Et peut-être que la psychologie ne peut pas dire si les accusés criminels devraient être tenus responsables de leurs crimes. Les expériences de Libet ont peut-être simplement démontré que le cerveau «se prépare» à lancer une action qui ne contre-indique pas le libre arbitre. Les interactions gène-environnement expliquent généralement de très faibles pourcentages de la variabilité du comportement, suggérant qu'il reste beaucoup à expliquer par d'autres facteurs. Le fait que nous puissions surestimer l'étendue de notre influence, comme l'a constaté Wegner, ne signifie pas nécessairement que nous n'avons aucune influence .

Nous restons donc à peu près là où nous avons commencé. Que les humains aient ou non le libre arbitre est une question que les philosophes ont débattue pendant des siècles, et ils continueront probablement à le faire. La psychologie peut fournir des indications sur la façon dont le libre arbitre – ou du moins une croyance en son existence – pourrait fonctionner, mais au-delà, nous ne pouvons probablement pas vérifier ou invalider son existence. Ce qui est important, cependant, c'est que nous nous traitons les uns les autres (et nous-mêmes) comme des êtres autodéterminés dont les pensées et les sentiments sont importants. À cet égard, les recherches de Baumeister ont beaucoup à nous apprendre. Peut-être devrions-nous simplement suivre la règle d'or après tout.

LES RÉFÉRENCES

Baumeister, RF (2008). Libre arbitre en psychologie scientifique. Perspectives on Psychological Science, 3 , 14-19.

Baumeister, RF, Masicampo, EJ, et DeWall, CN (2009). Avantages prosociaux de se sentir libre: L'incrédulité dans le libre arbitre augmente l'agressivité et réduit la serviabilité. Bulletin de personnalité et de psychologie sociale, 35 , 260-268.

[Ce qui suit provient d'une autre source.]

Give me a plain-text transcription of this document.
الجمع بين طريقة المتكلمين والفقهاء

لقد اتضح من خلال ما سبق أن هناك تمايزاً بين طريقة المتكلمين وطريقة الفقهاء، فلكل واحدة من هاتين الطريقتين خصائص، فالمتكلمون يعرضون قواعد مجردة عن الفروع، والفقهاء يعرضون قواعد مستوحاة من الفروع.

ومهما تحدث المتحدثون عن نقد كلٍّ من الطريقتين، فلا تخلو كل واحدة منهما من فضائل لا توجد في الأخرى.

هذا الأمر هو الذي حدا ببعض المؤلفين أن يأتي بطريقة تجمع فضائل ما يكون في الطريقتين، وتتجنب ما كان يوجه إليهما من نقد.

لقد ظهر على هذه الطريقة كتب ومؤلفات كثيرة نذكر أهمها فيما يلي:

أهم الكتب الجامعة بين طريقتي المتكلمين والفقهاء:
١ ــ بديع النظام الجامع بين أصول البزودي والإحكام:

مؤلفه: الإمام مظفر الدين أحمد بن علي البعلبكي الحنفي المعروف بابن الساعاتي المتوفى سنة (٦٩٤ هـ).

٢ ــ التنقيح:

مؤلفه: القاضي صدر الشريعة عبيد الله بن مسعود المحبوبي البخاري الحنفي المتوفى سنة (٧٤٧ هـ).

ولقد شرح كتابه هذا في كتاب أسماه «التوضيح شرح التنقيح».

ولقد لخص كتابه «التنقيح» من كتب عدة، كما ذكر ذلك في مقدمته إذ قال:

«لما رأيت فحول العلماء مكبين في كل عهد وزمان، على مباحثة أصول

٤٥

Deci, EL et Ryan, RM (1985) . Motivation intrinsèque et autodétermination dans le comportement humain . New York: Plénum.

Erikson, EH (1950). Enfance et société New York: Norton.

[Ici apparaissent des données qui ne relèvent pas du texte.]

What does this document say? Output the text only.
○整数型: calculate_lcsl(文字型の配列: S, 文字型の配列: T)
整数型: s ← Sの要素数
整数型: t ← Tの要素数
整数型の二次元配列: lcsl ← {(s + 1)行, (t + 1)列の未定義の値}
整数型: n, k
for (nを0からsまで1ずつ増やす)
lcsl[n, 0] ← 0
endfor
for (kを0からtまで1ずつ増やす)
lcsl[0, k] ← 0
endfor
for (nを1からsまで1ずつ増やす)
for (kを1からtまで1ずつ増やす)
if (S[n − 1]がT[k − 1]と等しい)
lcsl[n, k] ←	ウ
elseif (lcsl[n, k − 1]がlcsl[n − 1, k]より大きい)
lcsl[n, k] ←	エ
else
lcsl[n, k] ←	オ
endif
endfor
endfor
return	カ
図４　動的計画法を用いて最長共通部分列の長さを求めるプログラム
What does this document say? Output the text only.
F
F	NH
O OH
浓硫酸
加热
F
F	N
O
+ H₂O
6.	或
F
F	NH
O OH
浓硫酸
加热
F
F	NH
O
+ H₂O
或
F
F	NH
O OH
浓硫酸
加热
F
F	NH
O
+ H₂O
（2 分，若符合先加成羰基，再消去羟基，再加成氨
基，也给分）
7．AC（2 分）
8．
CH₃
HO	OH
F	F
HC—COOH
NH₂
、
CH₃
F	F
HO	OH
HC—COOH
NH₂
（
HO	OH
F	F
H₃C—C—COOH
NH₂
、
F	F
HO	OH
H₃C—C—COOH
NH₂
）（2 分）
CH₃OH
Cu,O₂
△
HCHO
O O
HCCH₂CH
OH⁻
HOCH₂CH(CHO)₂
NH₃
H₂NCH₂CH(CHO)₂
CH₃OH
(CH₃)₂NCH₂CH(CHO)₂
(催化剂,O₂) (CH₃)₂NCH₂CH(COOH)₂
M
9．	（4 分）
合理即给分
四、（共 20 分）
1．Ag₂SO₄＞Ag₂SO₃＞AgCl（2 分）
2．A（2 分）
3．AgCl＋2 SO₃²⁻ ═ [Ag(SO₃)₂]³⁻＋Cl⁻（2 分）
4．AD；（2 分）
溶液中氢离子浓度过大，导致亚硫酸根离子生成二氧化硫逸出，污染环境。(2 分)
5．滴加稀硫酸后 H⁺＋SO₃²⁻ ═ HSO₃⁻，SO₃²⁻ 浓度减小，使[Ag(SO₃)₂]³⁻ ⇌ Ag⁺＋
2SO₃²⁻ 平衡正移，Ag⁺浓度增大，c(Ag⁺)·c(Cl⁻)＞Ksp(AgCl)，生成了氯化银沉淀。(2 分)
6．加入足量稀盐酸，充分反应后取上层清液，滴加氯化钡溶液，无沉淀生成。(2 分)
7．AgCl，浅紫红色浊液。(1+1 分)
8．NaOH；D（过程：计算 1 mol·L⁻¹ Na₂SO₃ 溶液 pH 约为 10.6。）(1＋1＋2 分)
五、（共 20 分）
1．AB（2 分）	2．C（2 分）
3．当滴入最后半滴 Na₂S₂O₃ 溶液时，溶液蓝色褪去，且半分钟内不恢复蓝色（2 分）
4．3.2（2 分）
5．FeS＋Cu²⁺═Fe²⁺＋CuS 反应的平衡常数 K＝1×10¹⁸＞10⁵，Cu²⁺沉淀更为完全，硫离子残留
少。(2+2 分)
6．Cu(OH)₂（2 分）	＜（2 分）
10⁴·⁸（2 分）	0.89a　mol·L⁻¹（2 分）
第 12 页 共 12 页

Libet, B. (1985). L'initiative cérébrale inconsciente et le rôle de la volonté consciente dans l'action volontaire. Behavioral and Brain Sciences, 8 , 529-566.

Maslow, AH (1968). Les limites les plus éloignées de la nature humaine . New York: Van Nostrand.

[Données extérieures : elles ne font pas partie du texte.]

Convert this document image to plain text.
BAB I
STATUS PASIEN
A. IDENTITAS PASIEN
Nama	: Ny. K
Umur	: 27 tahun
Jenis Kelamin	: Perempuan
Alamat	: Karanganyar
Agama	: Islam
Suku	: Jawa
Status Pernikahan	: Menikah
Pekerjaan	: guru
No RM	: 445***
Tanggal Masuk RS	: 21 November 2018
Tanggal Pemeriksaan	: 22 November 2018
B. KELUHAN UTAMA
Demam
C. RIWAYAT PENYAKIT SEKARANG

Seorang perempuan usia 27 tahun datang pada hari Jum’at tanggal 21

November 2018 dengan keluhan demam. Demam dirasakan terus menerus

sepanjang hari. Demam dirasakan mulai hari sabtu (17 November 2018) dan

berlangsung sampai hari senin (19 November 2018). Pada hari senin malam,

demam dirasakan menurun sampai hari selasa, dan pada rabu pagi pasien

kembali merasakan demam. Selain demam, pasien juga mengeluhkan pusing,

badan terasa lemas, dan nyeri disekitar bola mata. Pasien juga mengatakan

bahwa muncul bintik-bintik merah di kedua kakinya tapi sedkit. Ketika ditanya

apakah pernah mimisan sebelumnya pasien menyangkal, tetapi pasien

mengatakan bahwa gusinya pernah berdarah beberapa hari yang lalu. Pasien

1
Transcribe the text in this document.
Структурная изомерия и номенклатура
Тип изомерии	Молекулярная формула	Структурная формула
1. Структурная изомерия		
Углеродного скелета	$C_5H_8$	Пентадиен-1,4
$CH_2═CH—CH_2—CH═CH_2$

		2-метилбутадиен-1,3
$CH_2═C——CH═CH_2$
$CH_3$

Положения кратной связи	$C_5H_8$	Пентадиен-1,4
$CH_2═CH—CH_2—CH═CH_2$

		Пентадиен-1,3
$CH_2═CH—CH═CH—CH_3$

McAdams, DP (2013). La paternité de la vie: un défi psychologique pour l'émergence de l'âge adulte, comme illustré dans deux études de cas notables. Adolescent émergent, 1 , 151-158.

Pronin, E., Wegner, DM, McCarthy, K. et Rodriguez, S. (2006). Les pouvoirs magiques quotidiens: Le rôle de la causalité mentale apparente dans la surestimation de l'influence personnelle. Journal de la personnalité et de la psychologie sociale, 91 , 218-231.

Searle, JR (1997). Le mystère de la conscience . New York: revue des livres de New York.

van Roekel, E., Verhagen, M., Scholte, RHJ, Kleinjan, M., Goossens, L., et Engels, RCME (2013). Le gène du récepteur de l'ocytocine (OXTR) en relation avec les niveaux de solitude à l'adolescence: Preuve des interactions gène-environnement au niveau micro. PLoS One, 8 (11), article e77689.